In this case it looks like there's a clean mapping between the sequences in canFam6 and those in Dog10K_Boxer_Tasha. This keeps NCBI_LINKER relatively simple. Some mappings are more tricky and can require a lot of try/fail/fix cycles before getting NCBI_LINKER right. Look for example at NCBI_LINKER in hg18.R. The mapping between the sequences in hg18 and those in the associated NCBI assembly NCBI36 is tricky. Some sequences in the former are not even mapped to sequences in the latter!

Next task in your group is issue #55. Whenever you are ready, go there and ask me to assign you.

Also don't forget to record your contributions on Outreachy at https://www.outreachy.org/outreachy-december-2022-internship-round/communities/bioconductor/refactor-the-bsgenomeforge-tools/contributions/

Priceless-P commented 2 years ago

Now that you mentioned it, I checked it out. And it’s definitely more complex than compared to canFam6

I see that chr22_h2_hap1 and chr6_cox_hap2.

Perhaps we could fix that 🤔

hpages commented 2 years ago

I don't know. Last time I checked (this was a long time ago), it didn't seem that the chr5_h2_hap1 and chr6_qbl_hap2 sequences in hg18 could be mapped to sequences in NCBI36. In this context, "mapped" means that the DNA sequences are the same, only their names differ, so this implies that the sequence lengths are also the same.

The lengths of those sequences are:

library(GenomeInfoDb)
hg18_chrominfo <- getChromInfoFromUCSC("hg18")
colnames(hg18_chrominfo)
# [1] "chrom"     "size"      "assembled" "circular" 
subset(hg18_chrominfo, chrom %in% c("chr5_h2_hap1", "chr6_qbl_hap2"))
#            chrom    size assembled circular
# 26  chr5_h2_hap1 1794870     FALSE    FALSE
# 28 chr6_qbl_hap2 4565931     FALSE    FALSE

But no sequences in NCBI36 have these lengths:

NCBI36_chrominfo <- getChromInfoFromNCBI("NCBI36")
colnames(NCBI36_chrominfo)
#  [1] "SequenceName"     "SequenceRole"     "AssignedMolecule" "GenBankAccn"     
#  [5] "Relationship"     "RefSeqAccn"       "AssemblyUnit"     "SequenceLength"  
#  [9] "UCSCStyleName"    "circular"        
c(1794870, 4565931) %in% NCBI36_chrominfo$SequenceLength
# [1] FALSE FALSE

So here you go: there's no sequence in the NCBI36 assembly that corresponds to the chr5_h2_hap1 or chr6_qbl_hap2 sequence in hg18. It seems to me that the UCSC people based hg18 on NCBI36, but decided to add those 2 sequences to it (which they took from somewhere else).

All this to say that I don't think there's much we can do about it.
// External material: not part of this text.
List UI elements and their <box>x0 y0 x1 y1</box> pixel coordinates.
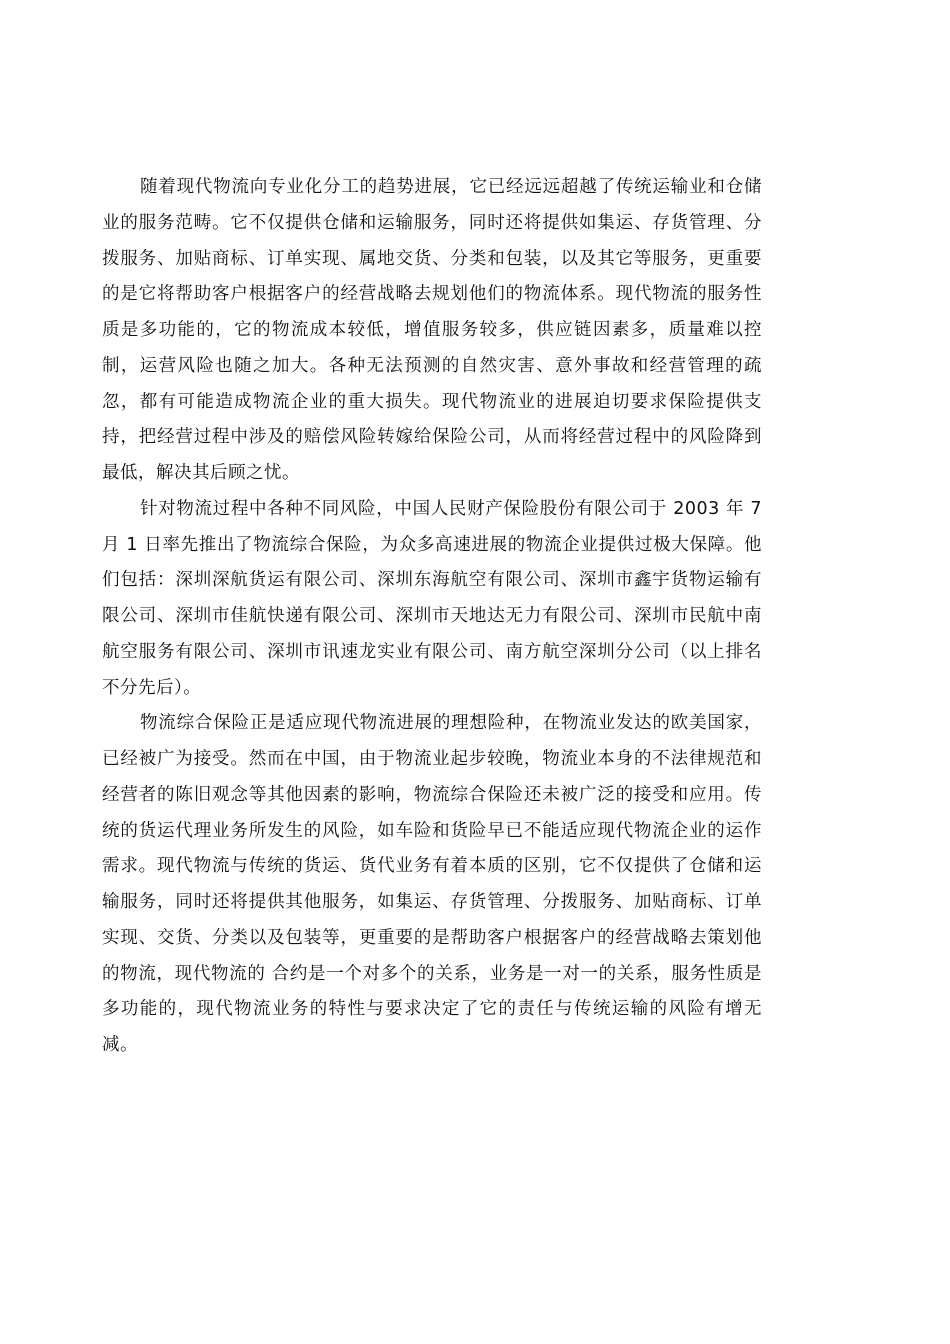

The mapping of hg18 to NCBI36 is what it is, ... messy! :man_shrugging:

Priceless-P commented 2 years ago

"Mapped" means that the DNA sequences are the same, only their names differ, so this implies that the sequence lengths are also the same.

Oh. I misunderstood that.

All this to say that I don't think there's much we can do about it. The mapping of hg18 to NCBI36 is what it is, ... messy! 🤷‍♂️

Okay😊

Priceless-P commented 2 years ago

I also wanted to add that I’m more than willing to work on any issue at all. Just assign me and I’ll get to work immediately. 😊

hpages commented 2 years ago

Thanks for the offer! I will think about finding real issues for you, that is, issues opened by Bioconductor users, in addition to the scripted issues that I specifically prepared for the Outreachy contribution period.